IS: Não sei, porque me parece tão óbvio que se eu sou ganancioso, então, sou ganancioso.





K: Então, por que razão temos o oposto? Porquê? Todas as religiões dizem que não devemos ser gananciosos, todos os filósofos dignos desse nome dizem: «Não sejam gananciosos» ou outra coisa qualquer. Ou dizem: «Se forem gananciosos não vão para o céu.» Por isso, através da tradição, por meio dos santos, e tudo o mais, cultivou-se sempre esta ideia de oposto. Ora, eu não aceito isso. Eu digo que isso é uma fuga a isto.

IS: E é. É, quando muito, um ponto intermédio.

K: É uma fuga a isto, certo? E não resolve o problema. Por isso, para lidar com o problema, para o eliminar, não posso ter um pé lá e outro cá. Tenho de ter os dois pés aqui.

IS: E se os meus dois pés estiverem aqui?

K: Espere, isto é apenas uma comparação, nada mais. De facto, não há oposto que implique tempo, progresso, prática, tentativa, vir a tornar-se, toda a gama disso.

IS: Então eu vejo que sou ganancioso ou violento.
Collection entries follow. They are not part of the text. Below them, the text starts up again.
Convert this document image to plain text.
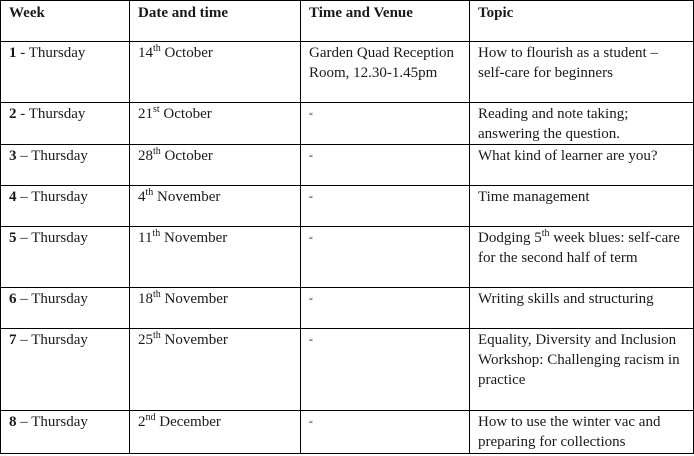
Week	Date and time	Time and Venue	Topic
1 - Thursday	14th October	Garden Quad Reception Room, 12.30-1.45pm	How to flourish as a student – self-care for beginners
2 - Thursday	21st October	“	Reading and note taking; answering the question.
3 – Thursday	28th October	“	What kind of learner are you?
4 – Thursday	4th November	“	Time management
5 – Thursday	11th November	“	Dodging 5th week blues: self-care for the second half of term
6 – Thursday	18th November	“	Writing skills and structuring
7 – Thursday	25th November	“	Equality, Diversity and Inclusion Workshop: Challenging racism in practice
8 – Thursday	2nd December	“	How to use the winter vac and preparing for collections
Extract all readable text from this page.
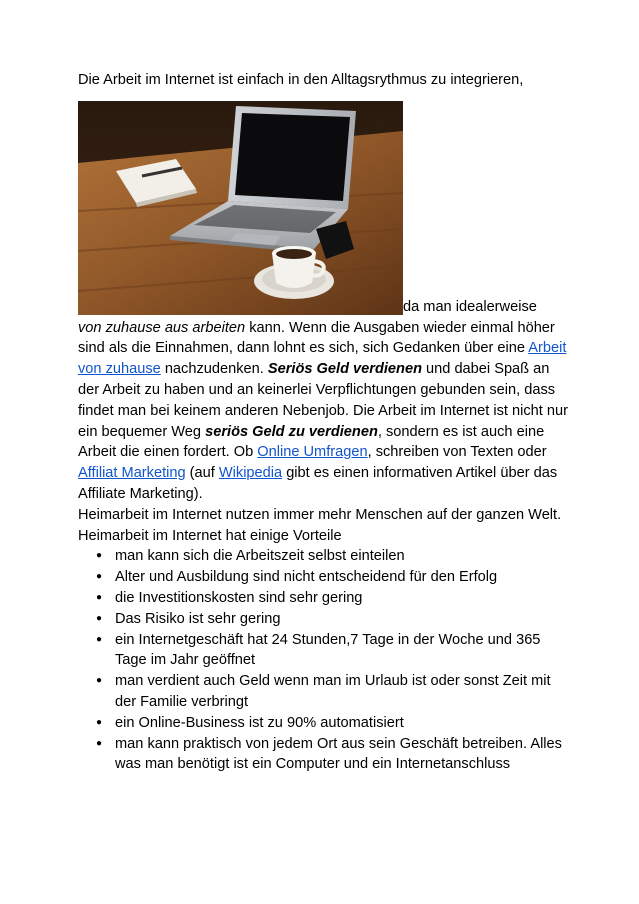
Die Arbeit im Internet ist einfach in den Alltagsrythmus zu integrieren,

da man idealerweise
von zuhause aus arbeiten kann. Wenn die Ausgaben wieder einmal höher sind als die Einnahmen, dann lohnt es sich, sich Gedanken über eine Arbeit von zuhause nachzudenken. Seriös Geld verdienen und dabei Spaß an der Arbeit zu haben und an keinerlei Verpflichtungen gebunden sein, dass findet man bei keinem anderen Nebenjob. Die Arbeit im Internet ist nicht nur ein bequemer Weg seriös Geld zu verdienen, sondern es ist auch eine Arbeit die einen fordert. Ob Online Umfragen, schreiben von Texten oder Affiliat Marketing (auf Wikipedia gibt es einen informativen Artikel über das Affiliate Marketing).

Heimarbeit im Internet nutzen immer mehr Menschen auf der ganzen Welt.

Heimarbeit im Internet hat einige Vorteile

● man kann sich die Arbeitszeit selbst einteilen
● Alter und Ausbildung sind nicht entscheidend für den Erfolg
● die Investitionskosten sind sehr gering
● Das Risiko ist sehr gering
● ein Internetgeschäft hat 24 Stunden,7 Tage in der Woche und 365 Tage im Jahr geöffnet
● man verdient auch Geld wenn man im Urlaub ist oder sonst Zeit mit der Familie verbringt
● ein Online-Business ist zu 90% automatisiert
● man kann praktisch von jedem Ort aus sein Geschäft betreiben. Alles was man benötigt ist ein Computer und ein Internetanschluss
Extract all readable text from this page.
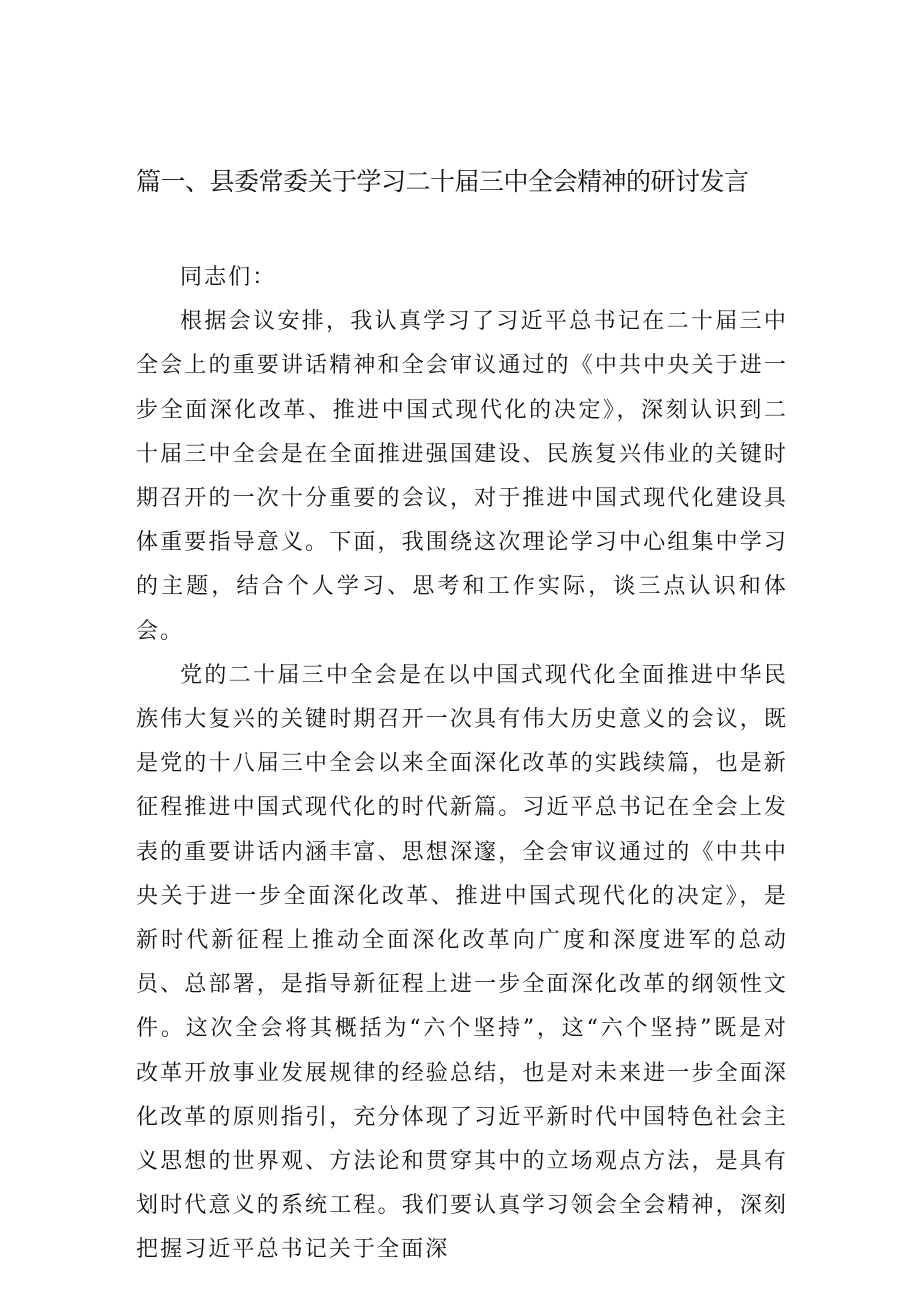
篇一、县委常委关于学习二十届三中全会精神的研讨发言

同志们：

根据会议安排，我认真学习了习近平总书记在二十届三中全会上的重要讲话精神和全会审议通过的《中共中央关于进一步全面深化改革、推进中国式现代化的决定》，深刻认识到二十届三中全会是在全面推进强国建设、民族复兴伟业的关键时期召开的一次十分重要的会议，对于推进中国式现代化建设具体重要指导意义。下面，我围绕这次理论学习中心组集中学习的主题，结合个人学习、思考和工作实际，谈三点认识和体会。

党的二十届三中全会是在以中国式现代化全面推进中华民族伟大复兴的关键时期召开一次具有伟大历史意义的会议，既是党的十八届三中全会以来全面深化改革的实践续篇，也是新征程推进中国式现代化的时代新篇。习近平总书记在全会上发表的重要讲话内涵丰富、思想深邃，全会审议通过的《中共中央关于进一步全面深化改革、推进中国式现代化的决定》，是新时代新征程上推动全面深化改革向广度和深度进军的总动员、总部署，是指导新征程上进一步全面深化改革的纲领性文件。这次全会将其概括为“六个坚持”，这“六个坚持”既是对改革开放事业发展规律的经验总结，也是对未来进一步全面深化改革的原则指引，充分体现了习近平新时代中国特色社会主义思想的世界观、方法论和贯穿其中的立场观点方法，是具有划时代意义的系统工程。我们要认真学习领会全会精神，深刻把握习近平总书记关于全面深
K: Agora temos de aprofundar uma coisa completamente diferente. Poderá o ser humano libertar-se da ganância agora? Essa é a questão. Não futuramente. Repare, não me interessa não ser ganancioso na próxima vida ou depois de amanhã, o que é que isso interessa? Quero libertar-me da dor, do sofrimento, agora. Então, não tenho quaisquer ideais. Certo? Tenho apenas este facto: sou ganancioso. O que é a ganância? A própria palavra é condenatória. Há séculos que a palavra «ganância» permanece na minha mente e a palavra condena imediatamente o facto. Ao dizer: «Sou ganancioso», já condenei o facto de o ser. Mas serei capaz de olhar para o facto sem a palavra e todas as suas implicações, o seu conteúdo, e a sua tradição? Observe. Não podemos compreender a profundidade do sentimento de ganância ou libertarmo-nos dele se estivermos enredados em palavras. Então, como a ganância diz respeito a todo o meu ser, digo: «Está bem, não vou ficar preso nela, não vou usar a palavra "ganância".» Certo? Mas esse sentimento de ganância ficará, então, livre da palavra, separado da palavra «ganância»?

IS: Então, não fica. Continue, por favor.

K: Só assim vejo o facto, só assim vejo o facto.

WR: Sim, sem a palavra.

K: Por isso, a palavra não tem valor, acabou. Aí é que está a dificuldade. Quero libertar-me da ganância, porque tudo no meu sangue, na minha tradição, na minha educação, na minha cultura me diz para me libertar dessa coisa feia. Por isso, estou constantemente a esforçar-me por me libertar dela. Certo? Não fui educado nesses moldes, graças a Deus. Por isso, eu digo: «Está bem, tenho apenas o facto, o facto de que sou ganancioso. Quero compreender a natureza e estrutura dessa palavra, desse sentimento. O que é? Qual é a natureza desse sentimento? É uma lembrança? Se é uma lembrança, estou a observar a presente ganância com as lembranças do passado. As lembranças do passado dizem-me para a condenar. Serei capaz de a observar sem as antigas lembranças?

Vou aprofundar isto um pouco mais porque a lembrança do passado condena a ganância e, assim, fortalece-a. Se ela é uma coisa nova, não a condeno. Mas, como não é, porque é nova mas tornada antiga pelas lembranças, memórias e experiência, condeno-a. Ora, serei capaz de observar sem a palavra, sem a associação de palavras? Isto não precisa de disciplina ou treino, não precisa de um guia - apenas isto - sou capaz de a observar sem a palavra? Sou capaz de olhar para aquela árvore, para uma mulher ou um homem, para o céu, o firmamento ou um pássaro, sem a palavra e descobrir o que são? Mas se alguém surge a dizer: «Eu mostro-lhe como se faz», então estou perdido. E, o «como fazer» é tudo do que tratam os livros sagrados - desculpem - de todos os gurus, dos bispos, dos papas (in Será que a Humanidade pode mudar?, Dinalivro, 2007, pp. 40-48).